Si soy sincero, me hubiera gustado tener una pistola, creo que le habría descerrajado dos tiros, me lo habría cargado, porque en realidad ¿quién podría echar de menos a ese hijoputa? La cosa no es baladí, yo con una pistola y la certeza de no ser atrapado podría ser muy peligroso. Más aún, creo que esta noche me habría comportado como un justiciero, matando en justicia a quien clama ese fin, dando muerte o castigo sumo a quien lo merece. La ocasión y la noche.
¿Qué hubiera ocurrido si yo me giro y le grito (con razón) ¡Hijo de puta!? Probablemente hubiera parado, apartado su mierda moto, y nos habríamos dado de tortas. Con lo que saco varias cosas en claro, mi reciente rapada no impone lo más mínimo, no ya temor, sino la más elemental resistencia a crear conflictos conmigo. Supongo que aún conservo cara de buena persona. Sin embargo, el incidente me produce profunda tristeza, tristeza de vivir en un mundo y en una ciudad donde estas cosas pueden suceder, y es que si miras al suelo a esas horas sólo se ven cucarachas. Desde luego, si sé que de haber sido yo guardia civil o policía al tipo le hubiera dicho
¡hijo de puta! y habría terminado la noche tan agitada como aquel se agitaría en el cuartelillo y yo en en tercer sueño de mi cama.

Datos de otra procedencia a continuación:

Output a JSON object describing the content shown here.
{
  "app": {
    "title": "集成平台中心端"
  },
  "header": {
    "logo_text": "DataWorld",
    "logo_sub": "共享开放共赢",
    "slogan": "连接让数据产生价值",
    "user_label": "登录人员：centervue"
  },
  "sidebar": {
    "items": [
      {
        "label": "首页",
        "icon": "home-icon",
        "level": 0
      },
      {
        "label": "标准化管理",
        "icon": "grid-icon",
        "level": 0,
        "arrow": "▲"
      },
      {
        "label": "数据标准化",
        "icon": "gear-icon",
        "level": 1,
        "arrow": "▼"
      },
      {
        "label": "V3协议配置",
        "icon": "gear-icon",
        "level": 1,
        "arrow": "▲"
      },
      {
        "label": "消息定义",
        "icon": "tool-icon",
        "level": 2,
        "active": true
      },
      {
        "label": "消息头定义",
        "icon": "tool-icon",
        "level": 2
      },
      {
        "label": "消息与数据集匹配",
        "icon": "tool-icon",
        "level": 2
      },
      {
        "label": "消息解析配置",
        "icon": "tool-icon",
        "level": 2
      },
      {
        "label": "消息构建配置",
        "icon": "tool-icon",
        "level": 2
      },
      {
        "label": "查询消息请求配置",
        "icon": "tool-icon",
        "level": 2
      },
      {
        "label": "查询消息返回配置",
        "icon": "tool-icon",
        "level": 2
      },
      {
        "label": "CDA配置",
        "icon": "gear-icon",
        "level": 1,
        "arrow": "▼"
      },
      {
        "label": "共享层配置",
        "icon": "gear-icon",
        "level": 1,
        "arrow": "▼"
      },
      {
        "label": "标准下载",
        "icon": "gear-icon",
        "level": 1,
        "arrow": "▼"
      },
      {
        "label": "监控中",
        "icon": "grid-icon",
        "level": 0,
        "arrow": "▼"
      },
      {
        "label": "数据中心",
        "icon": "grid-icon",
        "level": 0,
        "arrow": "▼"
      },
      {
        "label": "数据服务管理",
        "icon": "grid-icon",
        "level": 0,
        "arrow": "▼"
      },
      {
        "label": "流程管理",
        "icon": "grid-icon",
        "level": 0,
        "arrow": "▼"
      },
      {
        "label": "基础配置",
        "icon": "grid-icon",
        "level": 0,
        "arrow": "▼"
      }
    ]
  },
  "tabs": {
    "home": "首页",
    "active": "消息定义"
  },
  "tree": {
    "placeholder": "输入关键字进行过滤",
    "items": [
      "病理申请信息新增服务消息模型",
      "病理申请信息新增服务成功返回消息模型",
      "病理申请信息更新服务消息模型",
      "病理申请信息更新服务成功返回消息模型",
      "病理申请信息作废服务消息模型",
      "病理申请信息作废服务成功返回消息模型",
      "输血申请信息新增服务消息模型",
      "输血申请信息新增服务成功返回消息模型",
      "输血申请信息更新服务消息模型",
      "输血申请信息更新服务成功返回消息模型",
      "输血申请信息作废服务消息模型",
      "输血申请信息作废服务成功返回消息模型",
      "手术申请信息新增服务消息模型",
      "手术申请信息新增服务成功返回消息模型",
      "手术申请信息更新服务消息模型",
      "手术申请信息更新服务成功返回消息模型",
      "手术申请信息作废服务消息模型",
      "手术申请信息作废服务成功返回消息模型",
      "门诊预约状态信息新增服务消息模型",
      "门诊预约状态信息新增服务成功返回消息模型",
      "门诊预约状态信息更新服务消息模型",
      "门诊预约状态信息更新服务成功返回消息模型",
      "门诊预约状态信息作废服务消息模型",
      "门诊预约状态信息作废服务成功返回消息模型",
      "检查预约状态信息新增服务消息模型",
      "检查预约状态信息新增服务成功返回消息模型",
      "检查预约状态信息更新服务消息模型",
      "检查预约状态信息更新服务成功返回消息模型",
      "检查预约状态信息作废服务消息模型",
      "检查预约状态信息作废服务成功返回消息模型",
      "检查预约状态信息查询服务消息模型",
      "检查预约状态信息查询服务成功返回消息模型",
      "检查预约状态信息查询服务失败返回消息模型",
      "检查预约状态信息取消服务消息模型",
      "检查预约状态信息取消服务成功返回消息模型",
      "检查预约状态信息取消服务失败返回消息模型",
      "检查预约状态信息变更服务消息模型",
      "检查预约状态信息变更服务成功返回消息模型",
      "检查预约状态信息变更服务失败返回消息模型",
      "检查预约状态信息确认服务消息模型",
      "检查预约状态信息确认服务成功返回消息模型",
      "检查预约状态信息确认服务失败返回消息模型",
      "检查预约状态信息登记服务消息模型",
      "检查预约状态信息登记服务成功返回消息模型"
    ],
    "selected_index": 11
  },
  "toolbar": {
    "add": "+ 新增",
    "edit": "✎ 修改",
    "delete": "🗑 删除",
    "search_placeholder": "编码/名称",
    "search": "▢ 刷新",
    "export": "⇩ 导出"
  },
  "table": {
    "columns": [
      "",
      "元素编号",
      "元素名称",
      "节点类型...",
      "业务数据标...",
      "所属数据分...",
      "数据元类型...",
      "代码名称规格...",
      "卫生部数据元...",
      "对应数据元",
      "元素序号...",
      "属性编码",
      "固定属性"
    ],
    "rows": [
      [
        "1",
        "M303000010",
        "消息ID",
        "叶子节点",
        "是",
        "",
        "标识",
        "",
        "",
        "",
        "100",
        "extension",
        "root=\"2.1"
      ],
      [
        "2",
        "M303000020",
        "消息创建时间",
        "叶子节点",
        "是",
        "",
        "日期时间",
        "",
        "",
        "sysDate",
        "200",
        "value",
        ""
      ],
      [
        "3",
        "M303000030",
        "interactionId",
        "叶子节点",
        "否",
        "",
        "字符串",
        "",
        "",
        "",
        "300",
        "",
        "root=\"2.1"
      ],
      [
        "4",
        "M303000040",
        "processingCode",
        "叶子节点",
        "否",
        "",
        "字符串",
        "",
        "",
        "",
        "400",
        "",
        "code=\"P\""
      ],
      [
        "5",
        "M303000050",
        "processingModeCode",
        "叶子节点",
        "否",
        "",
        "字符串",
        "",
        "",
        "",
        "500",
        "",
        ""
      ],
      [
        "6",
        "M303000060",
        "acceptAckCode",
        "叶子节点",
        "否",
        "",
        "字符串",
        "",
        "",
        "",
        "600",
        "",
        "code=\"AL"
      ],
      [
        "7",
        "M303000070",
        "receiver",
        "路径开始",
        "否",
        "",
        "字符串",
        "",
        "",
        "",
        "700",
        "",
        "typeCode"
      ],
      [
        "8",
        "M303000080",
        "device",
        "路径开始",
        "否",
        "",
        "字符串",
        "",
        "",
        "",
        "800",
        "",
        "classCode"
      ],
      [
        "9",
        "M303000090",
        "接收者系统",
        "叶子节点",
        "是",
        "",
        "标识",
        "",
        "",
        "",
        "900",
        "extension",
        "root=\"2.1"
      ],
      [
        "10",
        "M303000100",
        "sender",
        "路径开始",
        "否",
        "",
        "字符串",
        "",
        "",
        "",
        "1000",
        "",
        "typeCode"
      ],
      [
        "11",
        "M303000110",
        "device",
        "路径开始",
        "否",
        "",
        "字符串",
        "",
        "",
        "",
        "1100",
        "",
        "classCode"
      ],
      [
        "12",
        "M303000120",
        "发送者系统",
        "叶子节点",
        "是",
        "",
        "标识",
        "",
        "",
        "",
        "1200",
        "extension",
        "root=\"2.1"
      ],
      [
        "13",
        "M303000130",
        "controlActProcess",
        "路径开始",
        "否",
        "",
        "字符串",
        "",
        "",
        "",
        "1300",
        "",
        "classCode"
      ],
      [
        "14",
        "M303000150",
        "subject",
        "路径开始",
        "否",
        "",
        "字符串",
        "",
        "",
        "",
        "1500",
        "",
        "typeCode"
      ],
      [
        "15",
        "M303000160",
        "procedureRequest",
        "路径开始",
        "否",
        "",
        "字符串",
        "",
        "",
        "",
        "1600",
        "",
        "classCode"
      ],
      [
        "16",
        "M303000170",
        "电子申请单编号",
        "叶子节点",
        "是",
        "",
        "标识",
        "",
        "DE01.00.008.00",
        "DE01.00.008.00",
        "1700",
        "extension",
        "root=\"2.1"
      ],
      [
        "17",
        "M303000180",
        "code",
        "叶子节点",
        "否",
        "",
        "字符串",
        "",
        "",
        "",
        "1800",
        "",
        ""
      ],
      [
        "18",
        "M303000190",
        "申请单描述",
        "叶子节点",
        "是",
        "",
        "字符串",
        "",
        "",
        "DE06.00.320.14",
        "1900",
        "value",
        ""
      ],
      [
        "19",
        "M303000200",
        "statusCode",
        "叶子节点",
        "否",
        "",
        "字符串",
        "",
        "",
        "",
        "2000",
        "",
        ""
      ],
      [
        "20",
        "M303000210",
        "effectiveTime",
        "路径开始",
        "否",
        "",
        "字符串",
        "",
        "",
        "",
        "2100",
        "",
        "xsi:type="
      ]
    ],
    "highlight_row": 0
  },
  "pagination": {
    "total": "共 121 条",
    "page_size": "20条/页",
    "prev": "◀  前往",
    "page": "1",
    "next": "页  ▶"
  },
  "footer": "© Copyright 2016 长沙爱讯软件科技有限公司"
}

La cosa es que me dirá, que me diría éste, en Septiembre cuando me haya operado la vista y ya no queden de mis gafas sino las fotos de su ausencia (me las quito), entonces quizá me llamara guapo, o quizá no pueda articular para entonces palabra, por al embolia grave que hoy, viernes convertido en sábado por intercesión de las horas, ya 10 de agosto, le he deseado, solamente por no tener pistola.